Kältehilfe
Schon jetzt zu wenig Betten für Berlins Obdachlose
Mit den Mietpreisen in Berlin steigt auch der Bedarf an Notunterkünften für Obdachlose – vor allem im Winter. Betroffen sind zunehmend Familien, warnen die Organisatoren der Kältehilfe. Die Schlafplätze reichen schon jetzt nicht aus.
Marcel braucht Hilfe, er ist psychisch krank. 2010 würde der 30-Jährige gern etwas für sich tun, sich zunächst einmal wieder einen Personalausweis besorgen.
Für Obdachlose stehen in Berlin nach Darstellung von Hilfswerken zu wenige Übernachtungsplätze in diesem Winter zur Verfügung. "Wir starten bereits mit einem Defizit von 79 Betten pro Nacht in die Kältehilfe-Saison", sagte die Direktorin des Diakonischen Werks Berlin-Brandenburg-schlesische Oberlausitz, Susanne Kahl-Passoth, am Montag in Berlin. Das entspreche etwa 11.000 Übernachtungen im gesamten Winter weniger. Es seien zwar mit Hilfe der Senatsverwaltung neue Plätze geschaffen worden. An anderer Stelle seien aber Angebote eingestellt worden, hieß es.

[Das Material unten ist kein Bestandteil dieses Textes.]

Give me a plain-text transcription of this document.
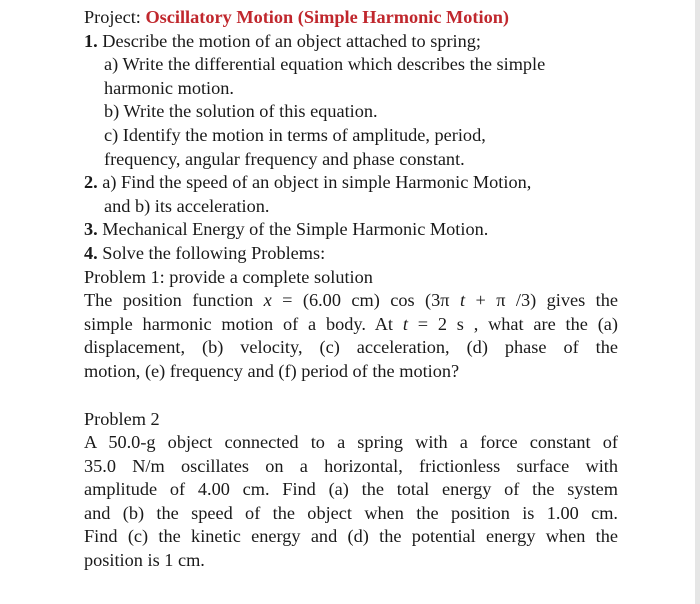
Project: Oscillatory Motion (Simple Harmonic Motion)
1. Describe the motion of an object attached to spring;
a) Write the differential equation which describes the simple
harmonic motion.
b) Write the solution of this equation.
c) Identify the motion in terms of amplitude, period,
frequency, angular frequency and phase constant.
2. a) Find the speed of an object in simple Harmonic Motion,
and b) its acceleration.
3. Mechanical Energy of the Simple Harmonic Motion.
4. Solve the following Problems:
Problem 1: provide a complete solution
The position function x = (6.00 cm) cos (3π t + π /3) gives the
simple harmonic motion of a body. At t = 2 s , what are the (a)
displacement, (b) velocity, (c) acceleration, (d) phase of the
motion, (e) frequency and (f) period of the motion?
Problem 2
A 50.0-g object connected to a spring with a force constant of
35.0 N/m oscillates on a horizontal, frictionless surface with
amplitude of 4.00 cm. Find (a) the total energy of the system
and (b) the speed of the object when the position is 1.00 cm.
Find (c) the kinetic energy and (d) the potential energy when the
position is 1 cm.
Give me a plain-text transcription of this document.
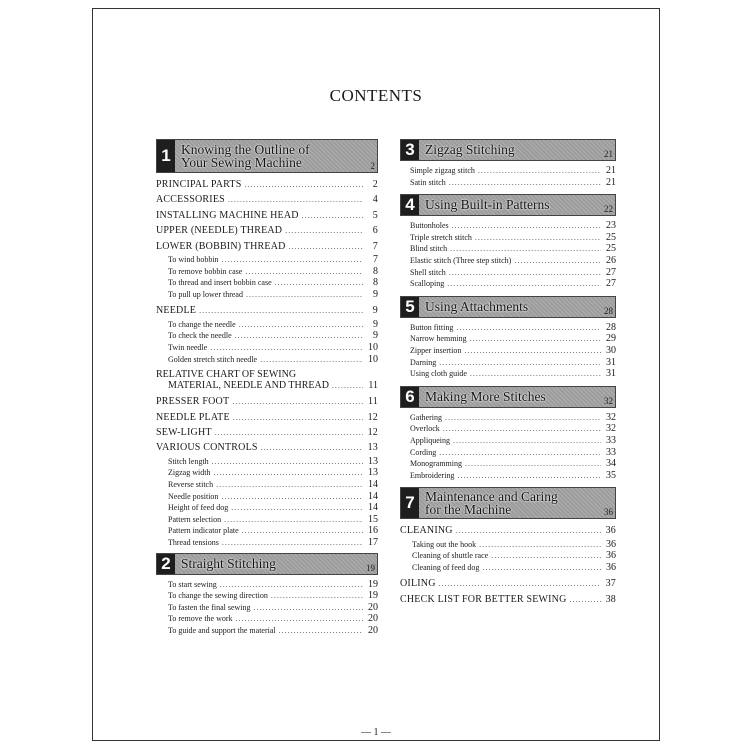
CONTENTS
1 Knowing the Outline of
Your Sewing Machine	2
PRINCIPAL PARTS .....	2
ACCESSORIES .....	4
INSTALLING MACHINE HEAD .....	5
UPPER (NEEDLE) THREAD .....	6
LOWER (BOBBIN) THREAD .....	7
To wind bobbin .....	7
To remove bobbin case .....	8
To thread and insert bobbin case .....	8
To pull up lower thread .....	9
NEEDLE .....	9
To change the needle .....	9
To check the needle .....	9
Twin needle .....	10
Golden stretch stitch needle .....	10
RELATIVE CHART OF SEWING
MATERIAL, NEEDLE AND THREAD .....	11
PRESSER FOOT .....	11
NEEDLE PLATE .....	12
SEW-LIGHT .....	12
VARIOUS CONTROLS .....	13
Stitch length .....	13
Zigzag width .....	13
Reverse stitch .....	14
Needle position .....	14
Height of feed dog .....	14
Pattern selection .....	15
Pattern indicator plate .....	16
Thread tensions .....	17
2 Straight Stitching	19
To start sewing .....	19
To change the sewing direction .....	19
To fasten the final sewing .....	20
To remove the work .....	20
To guide and support the material .....	20
3 Zigzag Stitching	21
Simple zigzag stitch .....	21
Satin stitch .....	21
4 Using Built-in Patterns	22
Buttonholes .....	23
Triple stretch stitch .....	25
Blind stitch .....	25
Elastic stitch (Three step stitch) .....	26
Shell stitch .....	27
Scalloping .....	27
5 Using Attachments	28
Button fitting .....	28
Narrow hemming .....	29
Zipper insertion .....	30
Darning .....	31
Using cloth guide .....	31
6 Making More Stitches	32
Gathering .....	32
Overlock .....	32
Appliqueing .....	33
Cording .....	33
Monogramming .....	34
Embroidering .....	35
7 Maintenance and Caring
for the Machine	36
CLEANING .....	36
Taking out the hook .....	36
Cleaning of shuttle race .....	36
Cleaning of feed dog .....	36
OILING .....	37
CHECK LIST FOR BETTER SEWING .....	38
— 1 —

Ein Grund für die starke Nachfrage seien die Mietpreiserhöhungen auf dem Berliner Wohnungsmarkt. Laut Kahl-Passoth betrifft diese Entwicklung auch immer mehr Familien und Alleinerziehende. Das Problem der Wohnungslosigkeit spitze sich immer mehr zu und gerade für Menschen mit Mietschulden sei es nahezu unmöglich, etwas zu finden.
Die Organisatoren der Kältehilfe fürchten, dass dieser Winter ähnlich hart wird wie in den vergangenen Jahren. Damit steige die Wahrscheinlichkeit, dass Obdachlose erfrieren.
Laut der Sprecherin der Berliner Stadtmission, Ortrud Wohlwend, sei dank der Hilfsangebote seit einigen Jahren aber kein Obdachloser mehr erfroren. Einige Wohnungslose seien allerdings in kalten Nächten durch Vorerkrankungen zu Tode gekommen.
Im vergangenen Winter zählte die Kältehilfe rund 62.300 Übernachtungen. Die Saison startet an diesem Dienstag. Neben den Nachtcafés und Notunterkünften bietet die Kältehilfe auch Wärmestuben, Suppenküchen und Therapieprogramme an.
Die Hilfe wird unter anderem von der Diakonie, der Caritas, dem Deutschen Roten Kreuz und Kirchengemeinden getragen. Außerdem engagieren sich Ehrenamtliche.